# What's wrong with the following proof? (Strong induction)

• May 24th 2014, 04:58 PM
nubshat
What's wrong with the following proof? (Strong induction)
Statement: For any integer $\displaystyle n\geq 0, (x^n)'=0$

Proof

Base Case: For $\displaystyle n=0, x^0=1, so \, (x^0)'=(1)'=0$

Induction hypothesis: Assume that for some $\displaystyle k, (x^i)'=0$ for all $\displaystyle 0 \leq i \leq k$

Induction step: Consider $\displaystyle x^{k+1}$. Note that $\displaystyle x^{k+1} = x* x^k$

Using product rule, $\displaystyle (x^{k+1})'=(x*x^k)'=x*(x^k)' + (x)'*x^k$

By induction hypothesis, $\displaystyle ( x^k)'=0$ and $\displaystyle (x)'=0$. Therefore, $\displaystyle (x^{k+1})'=0$. So the result holds by induction

I know this statement is obviously false, but I can't seem to find anything wrong with the proof that is provided.
I looked through my notes and it looks like every step of the induction process is followed correctly.
• May 24th 2014, 06:54 PM
JeffM
Re: What's wrong with the following proof? (Strong induction)
$x' = 1 \ne 0.$
• May 24th 2014, 07:19 PM
JeffM
Re: What's wrong with the following proof? (Strong induction)
Upon reflection, my post above is too curt.

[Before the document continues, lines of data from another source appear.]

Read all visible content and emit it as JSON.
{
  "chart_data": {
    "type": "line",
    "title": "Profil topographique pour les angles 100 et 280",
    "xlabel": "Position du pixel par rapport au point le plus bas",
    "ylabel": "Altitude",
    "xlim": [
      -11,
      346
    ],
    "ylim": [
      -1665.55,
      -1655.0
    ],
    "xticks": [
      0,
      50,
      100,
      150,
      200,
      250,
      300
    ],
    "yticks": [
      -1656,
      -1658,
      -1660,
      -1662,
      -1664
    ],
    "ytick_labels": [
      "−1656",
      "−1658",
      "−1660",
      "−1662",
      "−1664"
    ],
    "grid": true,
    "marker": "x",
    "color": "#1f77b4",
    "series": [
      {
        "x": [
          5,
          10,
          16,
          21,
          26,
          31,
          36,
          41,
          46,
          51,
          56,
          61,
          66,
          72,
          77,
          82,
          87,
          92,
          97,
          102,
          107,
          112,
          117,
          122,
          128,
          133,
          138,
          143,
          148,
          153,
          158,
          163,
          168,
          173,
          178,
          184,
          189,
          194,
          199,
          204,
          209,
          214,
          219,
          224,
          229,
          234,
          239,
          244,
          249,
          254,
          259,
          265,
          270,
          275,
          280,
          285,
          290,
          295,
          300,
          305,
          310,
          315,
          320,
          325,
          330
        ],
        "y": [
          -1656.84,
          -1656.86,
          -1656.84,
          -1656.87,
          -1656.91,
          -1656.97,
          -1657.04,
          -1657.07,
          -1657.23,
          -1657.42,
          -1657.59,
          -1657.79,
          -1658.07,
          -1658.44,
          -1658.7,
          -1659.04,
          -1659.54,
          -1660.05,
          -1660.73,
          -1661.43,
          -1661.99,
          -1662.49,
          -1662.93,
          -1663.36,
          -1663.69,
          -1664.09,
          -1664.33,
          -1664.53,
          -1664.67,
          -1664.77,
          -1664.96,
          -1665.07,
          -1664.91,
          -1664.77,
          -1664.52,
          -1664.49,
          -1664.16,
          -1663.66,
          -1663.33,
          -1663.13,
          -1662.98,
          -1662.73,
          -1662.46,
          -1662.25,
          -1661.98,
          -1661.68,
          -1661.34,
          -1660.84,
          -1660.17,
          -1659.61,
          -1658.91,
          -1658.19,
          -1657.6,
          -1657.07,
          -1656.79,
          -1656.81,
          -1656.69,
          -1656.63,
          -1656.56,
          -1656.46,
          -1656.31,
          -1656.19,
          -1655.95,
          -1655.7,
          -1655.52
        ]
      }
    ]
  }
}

When you show that $(x^0)' = 0$ you have proved that

$the\ set\ J\ such\ that\ i \in J \implies i \in \mathbb Z\ and\ i \ge 0\ and\ (x^i)' = 0\ is\ not\ empty.$

Thus I dislike the traditional phraseology "$Assume\ for\ some\ integer\ k \ge 0\ that\ (x^k)' = 0."$

You have proved that J contains at least one such integer. So I prefer to say, "Let k be any member of J." But you have not proved that 1 is in set J, and so (x1)' = 0 is not permissible (as well as being false).
• May 24th 2014, 08:37 PM
johng
Re: What's wrong with the following proof? (Strong induction)
Hi,
I hope this helps. Whenever doing a "strong" inductive proof, it's probably a bad idea to use n+1 as m as in the following:

http://i62.tinypic.com/5x5w29.png
• May 24th 2014, 10:09 PM
Deveno
Re: What's wrong with the following proof? (Strong induction)
Hint: what happens for k = 1?

A variation of this proof is used to prove that all horses are the same color. Basically, you are using the wrong base case.
• May 25th 2014, 03:53 AM
HallsofIvy
Re: What's wrong with the following proof? (Strong induction)
Quote:

Originally Posted by nubshat
Statement: For any integer $\displaystyle n\geq 0, (x^n)'=0$

Proof

Base Case: For $\displaystyle n=0, x^0=1, so \, (x^0)'=(1)'=0$

Induction hypothesis: Assume that for some $\displaystyle k, (x^i)'=0$ for all $\displaystyle 0 \leq i \leq k$

Induction step: Consider $\displaystyle x^{k+1}$. Note that $\displaystyle x^{k+1} = x* x^k$

Using product rule, $\displaystyle (x^{k+1})'=(x*x^k)'=x*(x^k)' + (x)'*x^k$

By induction hypothesis, $\displaystyle ( x^k)'=0$ and $\displaystyle (x)'=0$.

This step does not work for k= 0 because you are using "$\displaystyle (x)'= 0$ before you have proved it.

Quote:

Therefore, $\displaystyle (x^{k+1})'=0$. So the result holds by induction

I know this statement is obviously false, but I can't seem to find anything wrong with the proof that is provided.
I looked through my notes and it looks like every step of the induction process is followed correctly.